Quilombo Urbano do Barranco de São Benedito


A comunidade do Barranco foi constituída através da migração de
maranhenses, entre estes alguns ex-escravizados que, em torno de 1890, se deslocaram
de navio da cidade de Alcântara, no Estado do Maranhão, para Manaus. Dentre eles,
estavam Felipe Beckman, um negro descendente de barbadianos, sua esposa Maroca
Beckman e Maria Severa Nascimento Fonseca, ex-escravizada, que veio acompanhada
de seus filhos Raimundo, Manoel e Antônio, trazendo a imagem de São Benedito. Ao
chegarem, estabeleceram-se no bairro atualmente conhecido como Praça 14 de Janeiro,
especificamente na Rua Japurá, nas proximidades do centro.

Paulatinamente, outros migrantes se instalaram no local constituindo uma


comunidade que, inicialmente, ficou conhecida como Colônia dos maranhenses ou
reduto dos negros. Esses movimentos migratórios foram incentivados pelo governador
do Estado do Amazonas Eduardo Gonçalves Ribeiro, um negro maranhense que
implementou o projeto modernização da cidade manauara.
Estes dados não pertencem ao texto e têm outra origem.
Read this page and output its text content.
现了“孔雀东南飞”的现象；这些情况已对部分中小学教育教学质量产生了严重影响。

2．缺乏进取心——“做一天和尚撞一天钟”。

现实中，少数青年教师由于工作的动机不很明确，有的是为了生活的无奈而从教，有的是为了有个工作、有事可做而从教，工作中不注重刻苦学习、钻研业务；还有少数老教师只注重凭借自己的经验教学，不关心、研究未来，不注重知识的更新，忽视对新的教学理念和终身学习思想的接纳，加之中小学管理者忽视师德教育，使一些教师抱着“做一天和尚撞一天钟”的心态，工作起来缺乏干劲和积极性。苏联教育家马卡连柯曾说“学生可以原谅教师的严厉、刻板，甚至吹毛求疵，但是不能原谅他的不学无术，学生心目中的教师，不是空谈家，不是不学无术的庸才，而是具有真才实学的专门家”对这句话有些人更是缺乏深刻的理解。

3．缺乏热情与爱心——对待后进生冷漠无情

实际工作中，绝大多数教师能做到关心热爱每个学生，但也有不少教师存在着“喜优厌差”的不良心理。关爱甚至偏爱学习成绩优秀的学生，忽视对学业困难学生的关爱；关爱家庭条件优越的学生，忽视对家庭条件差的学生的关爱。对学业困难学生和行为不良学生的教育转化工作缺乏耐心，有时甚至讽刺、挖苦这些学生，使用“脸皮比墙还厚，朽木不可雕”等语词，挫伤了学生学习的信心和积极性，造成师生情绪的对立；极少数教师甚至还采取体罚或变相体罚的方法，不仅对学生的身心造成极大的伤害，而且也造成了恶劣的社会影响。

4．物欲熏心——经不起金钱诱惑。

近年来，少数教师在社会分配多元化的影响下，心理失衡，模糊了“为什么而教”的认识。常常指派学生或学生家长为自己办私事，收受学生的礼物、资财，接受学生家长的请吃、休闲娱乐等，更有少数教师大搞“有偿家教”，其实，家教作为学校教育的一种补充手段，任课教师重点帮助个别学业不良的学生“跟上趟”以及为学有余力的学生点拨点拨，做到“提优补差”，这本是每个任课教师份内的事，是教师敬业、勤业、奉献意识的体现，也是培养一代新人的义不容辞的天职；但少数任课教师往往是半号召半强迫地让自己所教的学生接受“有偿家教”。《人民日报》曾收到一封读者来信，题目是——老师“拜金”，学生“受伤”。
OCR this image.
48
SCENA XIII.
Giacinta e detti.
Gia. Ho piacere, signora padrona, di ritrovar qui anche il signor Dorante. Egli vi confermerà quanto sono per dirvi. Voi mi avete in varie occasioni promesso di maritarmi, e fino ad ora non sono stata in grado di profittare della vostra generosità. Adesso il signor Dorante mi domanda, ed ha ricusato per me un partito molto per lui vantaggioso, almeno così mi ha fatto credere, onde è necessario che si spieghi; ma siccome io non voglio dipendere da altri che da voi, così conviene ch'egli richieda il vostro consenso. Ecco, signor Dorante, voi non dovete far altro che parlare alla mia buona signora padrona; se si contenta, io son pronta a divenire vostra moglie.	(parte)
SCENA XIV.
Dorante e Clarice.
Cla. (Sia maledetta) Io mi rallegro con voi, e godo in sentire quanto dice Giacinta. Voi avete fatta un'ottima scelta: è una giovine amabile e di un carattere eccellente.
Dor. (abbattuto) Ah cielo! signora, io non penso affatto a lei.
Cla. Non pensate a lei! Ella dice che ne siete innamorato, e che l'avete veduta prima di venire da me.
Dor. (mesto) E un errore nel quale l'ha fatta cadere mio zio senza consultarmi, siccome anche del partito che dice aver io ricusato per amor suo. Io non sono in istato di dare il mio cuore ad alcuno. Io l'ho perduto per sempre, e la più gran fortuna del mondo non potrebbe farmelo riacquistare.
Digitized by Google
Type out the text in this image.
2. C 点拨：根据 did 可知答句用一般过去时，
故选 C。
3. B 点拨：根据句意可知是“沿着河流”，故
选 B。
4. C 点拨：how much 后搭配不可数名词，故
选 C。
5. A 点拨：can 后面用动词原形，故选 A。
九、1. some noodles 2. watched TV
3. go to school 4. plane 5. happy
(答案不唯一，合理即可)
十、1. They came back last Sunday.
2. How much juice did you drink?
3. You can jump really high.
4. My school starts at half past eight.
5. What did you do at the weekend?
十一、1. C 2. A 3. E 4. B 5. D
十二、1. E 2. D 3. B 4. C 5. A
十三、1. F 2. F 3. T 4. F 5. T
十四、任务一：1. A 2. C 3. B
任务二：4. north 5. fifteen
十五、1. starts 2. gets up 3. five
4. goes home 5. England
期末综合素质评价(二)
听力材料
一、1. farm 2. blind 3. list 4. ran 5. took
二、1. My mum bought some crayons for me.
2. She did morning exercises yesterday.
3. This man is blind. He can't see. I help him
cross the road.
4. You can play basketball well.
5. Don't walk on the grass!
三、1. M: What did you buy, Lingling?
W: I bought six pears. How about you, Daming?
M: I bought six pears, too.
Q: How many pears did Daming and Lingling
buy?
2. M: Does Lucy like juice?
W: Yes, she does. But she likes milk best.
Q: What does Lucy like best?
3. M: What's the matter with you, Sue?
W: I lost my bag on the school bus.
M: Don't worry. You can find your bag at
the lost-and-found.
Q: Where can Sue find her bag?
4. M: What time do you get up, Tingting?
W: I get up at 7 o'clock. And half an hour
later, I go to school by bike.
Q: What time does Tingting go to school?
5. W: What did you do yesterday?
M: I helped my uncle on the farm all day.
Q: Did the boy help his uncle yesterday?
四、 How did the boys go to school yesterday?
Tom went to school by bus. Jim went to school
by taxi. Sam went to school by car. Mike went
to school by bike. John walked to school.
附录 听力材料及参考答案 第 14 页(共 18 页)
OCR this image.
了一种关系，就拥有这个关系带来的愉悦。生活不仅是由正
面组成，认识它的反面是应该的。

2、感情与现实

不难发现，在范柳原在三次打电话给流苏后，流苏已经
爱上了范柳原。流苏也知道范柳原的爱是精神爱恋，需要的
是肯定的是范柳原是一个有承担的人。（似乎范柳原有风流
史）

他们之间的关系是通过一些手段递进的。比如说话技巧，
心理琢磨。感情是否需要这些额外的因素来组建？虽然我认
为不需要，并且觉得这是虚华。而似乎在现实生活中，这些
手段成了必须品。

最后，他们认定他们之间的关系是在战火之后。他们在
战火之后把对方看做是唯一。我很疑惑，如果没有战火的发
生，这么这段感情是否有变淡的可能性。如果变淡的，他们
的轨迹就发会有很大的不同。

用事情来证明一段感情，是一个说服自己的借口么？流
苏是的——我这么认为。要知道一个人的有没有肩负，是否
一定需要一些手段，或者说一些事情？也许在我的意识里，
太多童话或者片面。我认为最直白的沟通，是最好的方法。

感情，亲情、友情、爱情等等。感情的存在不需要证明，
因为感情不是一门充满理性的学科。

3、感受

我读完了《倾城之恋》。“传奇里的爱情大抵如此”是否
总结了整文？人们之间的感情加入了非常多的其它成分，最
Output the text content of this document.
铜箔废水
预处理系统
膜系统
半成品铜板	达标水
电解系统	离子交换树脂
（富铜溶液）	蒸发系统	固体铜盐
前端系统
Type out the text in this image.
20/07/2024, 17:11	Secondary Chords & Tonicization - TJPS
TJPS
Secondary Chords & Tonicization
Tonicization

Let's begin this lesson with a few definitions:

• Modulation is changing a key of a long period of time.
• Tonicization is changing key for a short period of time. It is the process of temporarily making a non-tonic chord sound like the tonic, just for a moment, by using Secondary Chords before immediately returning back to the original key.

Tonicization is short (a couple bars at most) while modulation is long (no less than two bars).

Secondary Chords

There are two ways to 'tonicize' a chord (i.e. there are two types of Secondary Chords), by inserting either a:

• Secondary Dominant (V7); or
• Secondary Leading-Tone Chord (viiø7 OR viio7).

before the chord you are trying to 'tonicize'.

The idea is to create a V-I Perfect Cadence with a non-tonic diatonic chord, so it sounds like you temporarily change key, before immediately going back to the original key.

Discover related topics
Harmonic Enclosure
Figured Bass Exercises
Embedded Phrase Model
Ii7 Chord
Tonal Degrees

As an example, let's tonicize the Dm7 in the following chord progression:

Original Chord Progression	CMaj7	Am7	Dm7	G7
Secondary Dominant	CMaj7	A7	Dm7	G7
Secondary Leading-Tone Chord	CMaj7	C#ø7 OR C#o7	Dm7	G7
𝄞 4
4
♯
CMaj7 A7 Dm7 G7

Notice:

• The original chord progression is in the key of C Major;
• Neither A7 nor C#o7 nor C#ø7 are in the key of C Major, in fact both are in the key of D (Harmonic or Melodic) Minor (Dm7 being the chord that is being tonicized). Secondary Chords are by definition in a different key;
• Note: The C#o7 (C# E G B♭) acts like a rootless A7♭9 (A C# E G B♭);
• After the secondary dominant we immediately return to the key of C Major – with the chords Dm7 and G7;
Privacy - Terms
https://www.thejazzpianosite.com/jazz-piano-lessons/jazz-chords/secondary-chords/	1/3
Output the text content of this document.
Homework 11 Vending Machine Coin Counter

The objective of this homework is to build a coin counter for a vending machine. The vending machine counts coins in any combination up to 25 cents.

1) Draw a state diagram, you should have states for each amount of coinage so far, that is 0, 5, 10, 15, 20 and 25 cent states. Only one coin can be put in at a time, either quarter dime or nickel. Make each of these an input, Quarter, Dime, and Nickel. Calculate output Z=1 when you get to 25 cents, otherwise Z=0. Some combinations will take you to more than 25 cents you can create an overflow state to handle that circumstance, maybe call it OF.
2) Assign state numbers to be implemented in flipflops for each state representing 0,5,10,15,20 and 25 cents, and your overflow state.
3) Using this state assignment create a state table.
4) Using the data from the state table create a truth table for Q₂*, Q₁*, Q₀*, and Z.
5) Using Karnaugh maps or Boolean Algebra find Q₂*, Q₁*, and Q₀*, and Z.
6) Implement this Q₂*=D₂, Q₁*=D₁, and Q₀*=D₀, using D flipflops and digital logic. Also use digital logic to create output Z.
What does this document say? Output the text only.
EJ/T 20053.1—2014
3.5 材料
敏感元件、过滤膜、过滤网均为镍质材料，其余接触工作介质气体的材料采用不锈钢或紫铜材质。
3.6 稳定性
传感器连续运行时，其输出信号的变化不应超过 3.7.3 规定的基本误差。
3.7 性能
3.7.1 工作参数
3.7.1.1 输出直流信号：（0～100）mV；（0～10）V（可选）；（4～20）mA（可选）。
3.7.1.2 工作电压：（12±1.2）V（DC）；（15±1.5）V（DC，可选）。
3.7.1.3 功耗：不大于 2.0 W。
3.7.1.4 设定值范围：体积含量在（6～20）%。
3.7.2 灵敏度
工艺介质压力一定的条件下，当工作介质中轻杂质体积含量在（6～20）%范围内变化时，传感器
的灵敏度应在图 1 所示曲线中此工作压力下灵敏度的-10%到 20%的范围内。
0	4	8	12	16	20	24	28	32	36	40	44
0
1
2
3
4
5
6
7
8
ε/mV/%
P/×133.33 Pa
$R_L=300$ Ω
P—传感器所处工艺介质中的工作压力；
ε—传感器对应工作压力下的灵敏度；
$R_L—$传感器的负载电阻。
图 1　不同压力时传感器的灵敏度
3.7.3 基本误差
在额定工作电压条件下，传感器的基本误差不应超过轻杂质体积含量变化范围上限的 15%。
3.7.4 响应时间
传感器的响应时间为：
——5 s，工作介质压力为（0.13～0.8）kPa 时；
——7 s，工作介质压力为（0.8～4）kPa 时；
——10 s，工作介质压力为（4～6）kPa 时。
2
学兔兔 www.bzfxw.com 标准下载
Para isso, mobilizou um
contingente de trabalhadores locais, bem como de outras regiões, tendo em vista a
materialização dos ideais de progresso e civilização, principalmente através das
construções arquitetônicas inspiradas na Belle Époque europeia (entre elas estão o
Teatro Amazonas, o Reservatório Mocó, o Palácio da Justiça e a Ponte da Sete de
Setembro que foram consagrados como locais históricos).

Os migrantes maranhenses trabalharam como mestre de obras, carpinteiros,


pedreiros, ferreiros, entre outras. Ademais, atuaram na marinha naval, já as mulheres
exerceram diversos ofícios, como lavadeiras, passadeiras, quitandeiras e cozinheiras.
Além da dimensão do trabalho, as práticas festivo-religiosas desempenharam um papel
significativo na comunidade negra, tendo em vista que possibilitaram a criação de
espaços de sociabilidade e o fortalecimento de suas redes de solidariedade. O Boi
Caprichoso e a Festa de São Benedito foram duas comemorações especialmente
celebradas famílias negras maranhenses e seus descendentes.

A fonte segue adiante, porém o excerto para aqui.